Coping With Gender Norms. Constructions of Masculinity Between Autonomy and Dependence
DOI:
https://doi.org/10.13136/isr.v14i1.642Abstract
This article aims to discuss gender identification processes as a dialectic of autonomy and dependence with respect to the production of hegemonic models of masculinity. The analysis which are proposed in this paper are based on results from a prolonged qualitative research on sexual conducts and construction of masculinities among young Moroccan and Muslim immigrant men living in Europe (France and Italy).
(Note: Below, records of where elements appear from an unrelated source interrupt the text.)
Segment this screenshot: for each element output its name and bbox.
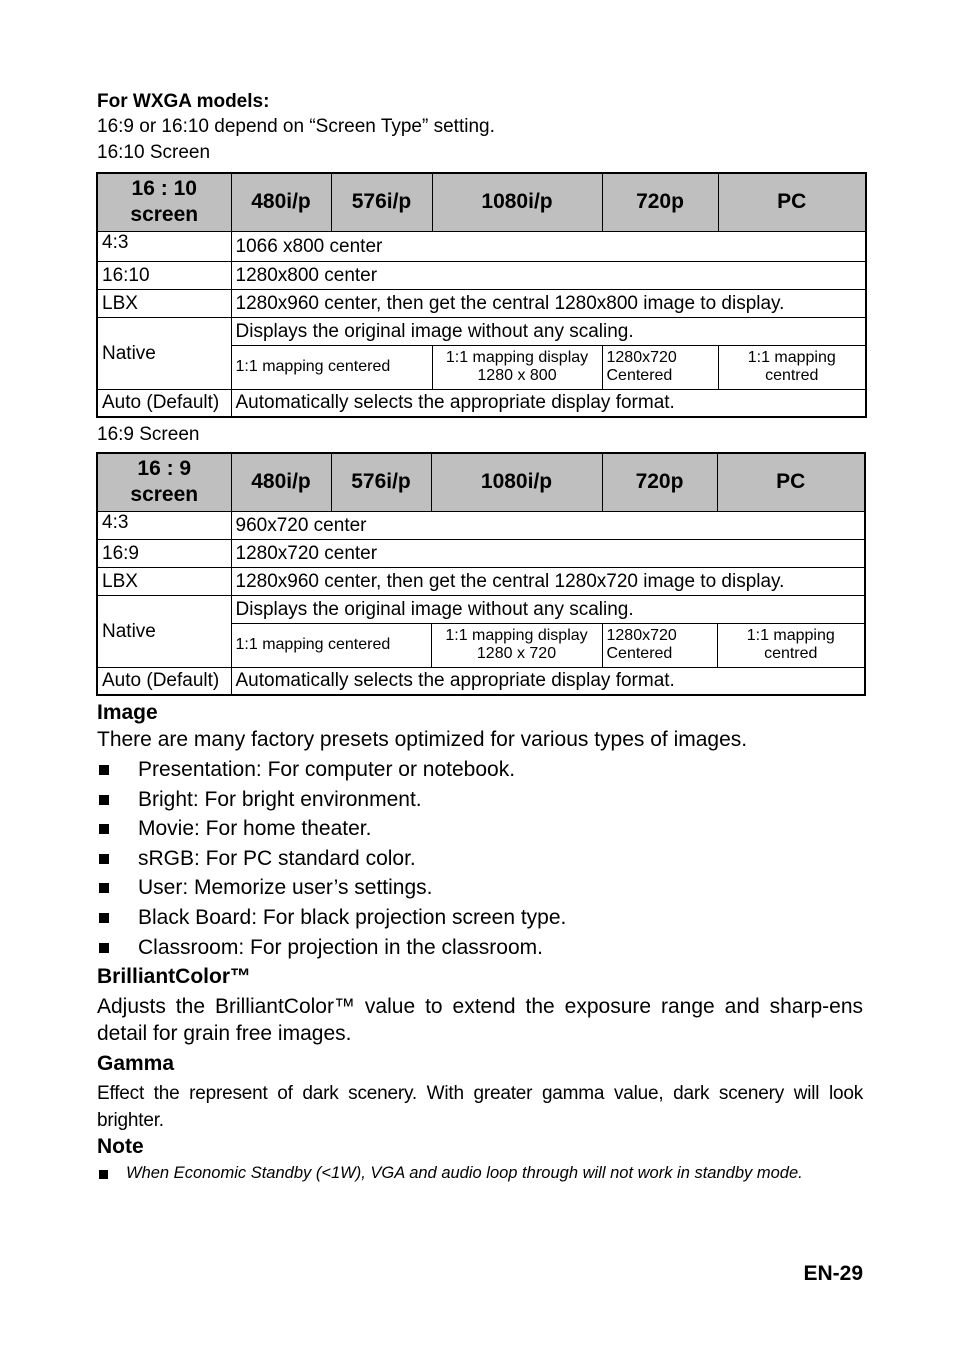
table-row: [97, 261, 866, 289]
row-value: 1066 x800 center: [231, 231, 866, 261]
header-cell: 720p: [602, 453, 717, 511]
list-item: Movie: For home theater.: [97, 814, 566, 844]
table-row: [97, 231, 866, 261]
list-item: User: Memorize user’s settings.: [97, 873, 566, 903]
list-item: sRGB: For PC standard color.: [97, 844, 566, 874]
table-row: [97, 389, 866, 417]
header-cell: 1080i/p: [431, 453, 602, 511]
table-row: [97, 667, 865, 695]
row-value: Automatically selects the appropriate display format.: [231, 389, 866, 417]
row-value: 1280x720 center: [231, 539, 865, 567]
table-row: [97, 595, 865, 623]
row-value: 960x720 center: [231, 511, 865, 539]
image-intro: There are many factory presets optimized for various types of images.: [97, 728, 748, 751]
native-cell: 1:1 mapping centred: [717, 623, 865, 667]
table-row: [97, 317, 866, 345]
header-cell: 480i/p: [231, 453, 331, 511]
bullet-square-icon: [99, 765, 109, 775]
gamma-heading: Gamma: [97, 1052, 175, 1075]
row-value: 1280x800 center: [231, 261, 866, 289]
header-cell: PC: [717, 453, 865, 511]
row-label: Auto (Default): [97, 389, 231, 417]
native-cell: 1:1 mapping display 1280 x 720: [431, 623, 602, 667]
header-cell: 576i/p: [331, 173, 432, 231]
row-label: 4:3: [97, 511, 231, 539]
note-item: [97, 1163, 867, 1185]
header-cell: 16 : 9 screen: [97, 453, 231, 511]
table-header-row: [97, 453, 865, 511]
table-row: [97, 511, 865, 539]
list-item: Classroom: For projection in the classroom.: [97, 933, 566, 963]
table-caption-16-9: 16:9 Screen: [97, 424, 200, 445]
image-heading: Image: [97, 701, 158, 724]
header-cell: 480i/p: [231, 173, 331, 231]
row-label: LBX: [97, 289, 231, 317]
list-item: Black Board: For black projection screen type.: [97, 903, 566, 933]
table-16-9-screen: [96, 452, 866, 696]
row-value: 1280x960 center, then get the central 1280x720 image to display.: [231, 567, 865, 595]
header-cell: 1080i/p: [432, 173, 602, 231]
native-cell: 1:1 mapping centered: [231, 345, 432, 389]
section-heading-wxga: For WXGA models:: [97, 91, 270, 112]
row-label: Auto (Default): [97, 667, 231, 695]
brilliantcolor-heading: BrilliantColor™: [97, 965, 252, 988]
brilliantcolor-text: Adjusts the BrilliantColor™ value to extend the exposure range and sharp-ens detail for grain free images.: [97, 995, 863, 1045]
bullet-square-icon: [99, 913, 109, 923]
row-label: Native: [97, 595, 231, 667]
native-cell: 1:1 mapping centred: [718, 345, 866, 389]
row-label: 4:3: [97, 231, 231, 261]
header-cell: 16 : 10 screen: [97, 173, 231, 231]
image-preset-list: [97, 755, 566, 962]
bullet-square-icon: [99, 824, 109, 834]
table-row: [97, 539, 865, 567]
note-text: When Economic Standby (<1W), VGA and audio loop through will not work in standby mode.: [126, 1164, 803, 1182]
row-value: Displays the original image without any scaling.: [231, 595, 865, 623]
table-caption-16-10: 16:10 Screen: [97, 142, 211, 163]
gamma-text: Effect the represent of dark scenery. With greater gamma value, dark scenery will look brighter.: [97, 1083, 863, 1131]
page-number: EN-29: [803, 1262, 863, 1285]
list-item: Bright: For bright environment.: [97, 785, 566, 815]
table-row: [97, 567, 865, 595]
intro-line: 16:9 or 16:10 depend on “Screen Type” setting.: [97, 116, 495, 137]
table-header-row: [97, 173, 866, 231]
native-cell: 1:1 mapping display 1280 x 800: [432, 345, 602, 389]
row-label: 16:10: [97, 261, 231, 289]
table-row: [97, 289, 866, 317]
header-cell: PC: [718, 173, 866, 231]
table-16-10-screen: [96, 172, 867, 418]
header-cell: 720p: [602, 173, 718, 231]
bullet-square-icon: [99, 795, 109, 805]
header-cell: 576i/p: [331, 453, 431, 511]
row-label: LBX: [97, 567, 231, 595]
row-label: 16:9: [97, 539, 231, 567]
row-value: Displays the original image without any scaling.: [231, 317, 866, 345]
native-cell: 1:1 mapping centered: [231, 623, 431, 667]
row-label: Native: [97, 317, 231, 389]
note-heading: Note: [97, 1135, 144, 1158]
bullet-square-icon: [99, 943, 109, 953]
row-value: 1280x960 center, then get the central 1280x800 image to display.: [231, 289, 866, 317]
native-cell: 1280x720 Centered: [602, 623, 717, 667]
bullet-square-icon: [99, 854, 109, 864]
row-value: Automatically selects the appropriate display format.: [231, 667, 865, 695]
native-cell: 1280x720 Centered: [602, 345, 718, 389]
list-item: Presentation: For computer or notebook.: [97, 755, 566, 785]
bullet-square-icon: [99, 1170, 108, 1179]
bullet-square-icon: [99, 883, 109, 893]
By discussing specific case studies, I will analyse predatory masculinity – one of the hegemonic representations of “being a man” among the young people interviewed – as a gender performance where heterosexuality is conceived as an “essential” attribute of men. The text will first explore how this model of masculinity is configured as a normative reference by scientific literature on Islamic masculinities and among the young Moroccans I met. Then, I will show how this model allows the production of different social relations, especially between men, in homosocial spaces within immigrant milieu, and between Morocco and Europe. Finally, I will study the case of those young men who come to terms with this predatory model of masculinity in order to negotiate subordinate sexual orientations, such as homosexual. The paper will try to show how young men both develop new margins of manoeuvre to perform their masculinities and experience the coercive power of gender norms according to their social backgrounds and family origins. The main purpose of the text is an attempt to highlight both constricting and productive power of heterosexuality and its plural forms of expression.